UNIC is a project to develop components for the Rust programming language to provide high-quality and easy-to-use crates for Unicode and Internationalization data and algorithms. In other words, it's like ICU for Rust, written completely in Rust, mostly in safe mode, but also benifiting from performance gains of unsafe mode when possible.

Project Goal

The goal for UNIC is to provide access to all levels of Unicode and Internationalization functionalities, starting from Unicode character properties, to Unicode algorithms for processing text, and more advanced (locale-based) processes based on Unicode Common Locale Data Repository (CLDR).

Other standards and best practices, like IETF RFCs, are also implemented, as needed by Unicode/CLDR components, or common demand.

Design Goals

Primary goal of UNIC is to provide reliable functionality by way of easy-to-use API. Therefore, new components are added may not be well-optimized for performance, but will have enough tests to show conformance to the standard, and examples to show users how they can be used to address common needs.
Next major goal for UNIC components is performance and low binary and memory footprints.
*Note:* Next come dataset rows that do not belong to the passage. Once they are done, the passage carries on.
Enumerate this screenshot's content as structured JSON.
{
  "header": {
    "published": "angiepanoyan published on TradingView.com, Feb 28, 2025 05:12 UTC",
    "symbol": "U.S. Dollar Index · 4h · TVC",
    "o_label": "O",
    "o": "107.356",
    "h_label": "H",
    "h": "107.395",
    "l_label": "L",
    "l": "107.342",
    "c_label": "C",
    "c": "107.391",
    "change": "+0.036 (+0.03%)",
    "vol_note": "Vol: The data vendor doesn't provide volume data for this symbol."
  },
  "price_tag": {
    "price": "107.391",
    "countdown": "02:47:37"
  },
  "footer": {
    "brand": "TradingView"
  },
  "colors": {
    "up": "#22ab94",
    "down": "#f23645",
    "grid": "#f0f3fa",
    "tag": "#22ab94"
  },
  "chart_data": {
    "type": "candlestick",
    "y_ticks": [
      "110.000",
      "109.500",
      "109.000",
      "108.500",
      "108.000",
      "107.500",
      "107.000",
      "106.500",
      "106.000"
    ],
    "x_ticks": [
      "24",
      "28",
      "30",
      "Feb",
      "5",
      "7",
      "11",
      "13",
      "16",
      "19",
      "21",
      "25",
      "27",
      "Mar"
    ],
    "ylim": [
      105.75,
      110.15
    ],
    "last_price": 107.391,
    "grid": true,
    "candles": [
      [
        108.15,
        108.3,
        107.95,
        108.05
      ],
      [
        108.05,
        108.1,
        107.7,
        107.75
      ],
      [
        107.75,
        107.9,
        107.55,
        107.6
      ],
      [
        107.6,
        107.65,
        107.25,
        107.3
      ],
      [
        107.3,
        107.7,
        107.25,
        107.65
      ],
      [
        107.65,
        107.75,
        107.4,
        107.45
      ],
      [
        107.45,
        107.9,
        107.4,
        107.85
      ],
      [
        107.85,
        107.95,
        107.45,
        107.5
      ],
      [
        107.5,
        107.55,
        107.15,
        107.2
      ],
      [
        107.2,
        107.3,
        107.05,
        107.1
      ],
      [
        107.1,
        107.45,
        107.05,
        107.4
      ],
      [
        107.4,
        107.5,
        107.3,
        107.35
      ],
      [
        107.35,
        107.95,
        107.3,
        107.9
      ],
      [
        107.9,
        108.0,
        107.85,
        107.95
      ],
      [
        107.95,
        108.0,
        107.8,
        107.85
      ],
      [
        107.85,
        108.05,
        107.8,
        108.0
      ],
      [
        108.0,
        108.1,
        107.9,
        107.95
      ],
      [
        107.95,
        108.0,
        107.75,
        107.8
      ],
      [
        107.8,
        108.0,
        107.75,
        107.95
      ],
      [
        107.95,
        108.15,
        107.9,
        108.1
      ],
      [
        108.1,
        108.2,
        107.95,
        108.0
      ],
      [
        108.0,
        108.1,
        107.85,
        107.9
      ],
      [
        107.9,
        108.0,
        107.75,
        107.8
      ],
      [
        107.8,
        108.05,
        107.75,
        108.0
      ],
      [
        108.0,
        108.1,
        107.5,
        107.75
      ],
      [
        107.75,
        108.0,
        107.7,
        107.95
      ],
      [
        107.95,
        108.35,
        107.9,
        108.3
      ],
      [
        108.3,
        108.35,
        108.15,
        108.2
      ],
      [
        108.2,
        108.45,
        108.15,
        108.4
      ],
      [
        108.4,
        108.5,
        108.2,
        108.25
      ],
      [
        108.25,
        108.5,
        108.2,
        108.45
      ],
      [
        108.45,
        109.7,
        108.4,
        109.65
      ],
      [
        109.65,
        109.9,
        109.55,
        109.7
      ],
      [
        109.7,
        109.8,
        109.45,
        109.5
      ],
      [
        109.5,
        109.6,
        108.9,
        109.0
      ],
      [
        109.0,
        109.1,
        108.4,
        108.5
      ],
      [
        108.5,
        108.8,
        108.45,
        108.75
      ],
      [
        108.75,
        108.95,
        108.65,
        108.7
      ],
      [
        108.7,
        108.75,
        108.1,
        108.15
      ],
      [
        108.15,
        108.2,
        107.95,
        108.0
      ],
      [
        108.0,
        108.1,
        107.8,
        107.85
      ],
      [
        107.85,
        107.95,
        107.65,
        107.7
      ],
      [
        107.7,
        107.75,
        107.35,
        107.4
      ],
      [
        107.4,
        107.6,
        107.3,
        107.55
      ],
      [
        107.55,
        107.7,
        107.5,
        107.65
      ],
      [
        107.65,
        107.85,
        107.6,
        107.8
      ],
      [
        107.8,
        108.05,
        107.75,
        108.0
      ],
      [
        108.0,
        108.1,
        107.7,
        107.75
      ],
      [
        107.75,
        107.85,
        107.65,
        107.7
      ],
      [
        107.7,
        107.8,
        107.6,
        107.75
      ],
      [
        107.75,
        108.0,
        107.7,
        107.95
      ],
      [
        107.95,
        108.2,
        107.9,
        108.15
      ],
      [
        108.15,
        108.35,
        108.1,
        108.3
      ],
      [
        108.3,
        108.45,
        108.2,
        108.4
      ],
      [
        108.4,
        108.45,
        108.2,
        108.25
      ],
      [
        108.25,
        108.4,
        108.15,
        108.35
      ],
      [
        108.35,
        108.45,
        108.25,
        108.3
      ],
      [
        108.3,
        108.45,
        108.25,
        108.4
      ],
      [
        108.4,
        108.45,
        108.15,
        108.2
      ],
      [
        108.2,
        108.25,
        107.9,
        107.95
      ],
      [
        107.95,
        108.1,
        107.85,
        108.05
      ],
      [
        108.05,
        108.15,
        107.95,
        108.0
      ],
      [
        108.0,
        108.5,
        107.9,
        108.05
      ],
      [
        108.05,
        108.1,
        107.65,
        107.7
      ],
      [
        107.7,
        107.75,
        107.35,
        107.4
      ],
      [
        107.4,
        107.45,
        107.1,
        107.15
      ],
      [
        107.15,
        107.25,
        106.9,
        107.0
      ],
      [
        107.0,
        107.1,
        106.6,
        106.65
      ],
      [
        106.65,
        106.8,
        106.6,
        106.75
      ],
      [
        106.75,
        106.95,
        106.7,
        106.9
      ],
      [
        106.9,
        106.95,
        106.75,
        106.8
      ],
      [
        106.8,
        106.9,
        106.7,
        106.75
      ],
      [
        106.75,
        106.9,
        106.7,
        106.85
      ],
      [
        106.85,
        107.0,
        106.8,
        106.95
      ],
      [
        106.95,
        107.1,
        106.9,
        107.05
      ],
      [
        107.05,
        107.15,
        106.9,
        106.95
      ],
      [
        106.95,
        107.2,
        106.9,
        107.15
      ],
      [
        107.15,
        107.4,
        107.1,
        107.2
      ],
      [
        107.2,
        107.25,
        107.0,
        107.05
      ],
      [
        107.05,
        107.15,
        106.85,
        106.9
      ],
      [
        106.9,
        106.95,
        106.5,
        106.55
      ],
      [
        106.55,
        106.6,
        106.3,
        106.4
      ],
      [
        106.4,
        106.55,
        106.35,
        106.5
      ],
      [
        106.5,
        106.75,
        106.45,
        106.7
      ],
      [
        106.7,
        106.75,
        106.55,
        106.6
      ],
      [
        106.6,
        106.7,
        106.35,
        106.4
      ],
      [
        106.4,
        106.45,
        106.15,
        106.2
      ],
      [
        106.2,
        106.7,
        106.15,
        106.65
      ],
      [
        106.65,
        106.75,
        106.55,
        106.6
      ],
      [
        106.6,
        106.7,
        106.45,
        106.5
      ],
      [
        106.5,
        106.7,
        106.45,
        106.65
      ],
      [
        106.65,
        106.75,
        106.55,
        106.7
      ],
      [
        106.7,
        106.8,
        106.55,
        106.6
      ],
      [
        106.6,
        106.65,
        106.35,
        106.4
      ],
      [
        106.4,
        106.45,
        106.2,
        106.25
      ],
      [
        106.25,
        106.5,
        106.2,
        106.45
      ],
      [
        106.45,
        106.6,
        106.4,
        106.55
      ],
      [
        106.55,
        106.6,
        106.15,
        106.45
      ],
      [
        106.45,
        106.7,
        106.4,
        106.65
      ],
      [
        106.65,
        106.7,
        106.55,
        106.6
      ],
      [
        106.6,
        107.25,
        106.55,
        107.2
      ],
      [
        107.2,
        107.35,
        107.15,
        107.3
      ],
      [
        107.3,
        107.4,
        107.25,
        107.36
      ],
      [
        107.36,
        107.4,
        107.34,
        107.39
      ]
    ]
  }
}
Specially, optimizing runtime for ASCII and other common cases will encourage adaptation without fear of slowing down regular development processes.
Components are guaranteed, to the extend possible, to provide consistent data and algorithms. Cross-component tests are used to catch any inconsistency between implementations, without slowing down development processes.

Components and Their Organization

UNIC Components have a tree organization, starting from the components directory, containing the major components. Each major component, in turn, may host minor component.

API of major components are designed for the end-users of the libraries, and are expected to be extensively documented and accompanies with code examples.

In contrast to major components, minor components act as providers of data and algorithms for the higher-level, and their API is expected to be more performing, and possibly providing multiple ways of accessing the data.

The UNIC Super-Crate

The unic super-crate (this crate) is a collection of all UNIC (major) components, providing an easy way of access to all functionalities, when all or many are needed, instead of importing components one-by-one. This crate ensures all components imported are compatible in algorithms and consistent data-wise.

Main code examples and cross-component integration tests are implemented under this crate.

Major Components

unic::ucd: Unicode Character Database.
unic::bidi: Unicode Bidirectional Algorithm (USA#9).
unic::normal: Unicode Normalization Forms (USA#15).
unic::idna: Unicode IDNA Compatibility Processing (UTS#46).

Code Organization: Combined Repository

Some of the reasons to have a combined repository these components are:

Faster development. Implementing new Unicode/i18n components very often depends on other (lower level) components, which in turn may need adjustments—expose new API, fix bugs, etc—that can be developed, tested and reviewed in less cycles and shorter times.
Implementation Integrity. Multiple dependencies on other components mean that the components need to, to some level, agree with each other. Many Unicode algorithms, composed from smaller ones, assume that all parts of the algorithm is using the same version of Unicode data. Violation of this assumption can cause inconsistencies and hard-to-catch bugs. In a combined repository, it's possible to reach a better integrity during development, as well as with cross-component (integration) tests.
Pay for what you need. Small components (basic crates), which cross-depend only on what they need, allow users to only bring in what they consume in their project.
Shared bootstraping. Considerable amount of extending Unicode/i18n functionalities depends on converting source Unicode/locale data into structured formats for the destination programming language. In a combined repository, it's easier to maining these bootstraping tools, expand coverage, and use better data structures for more efficiency.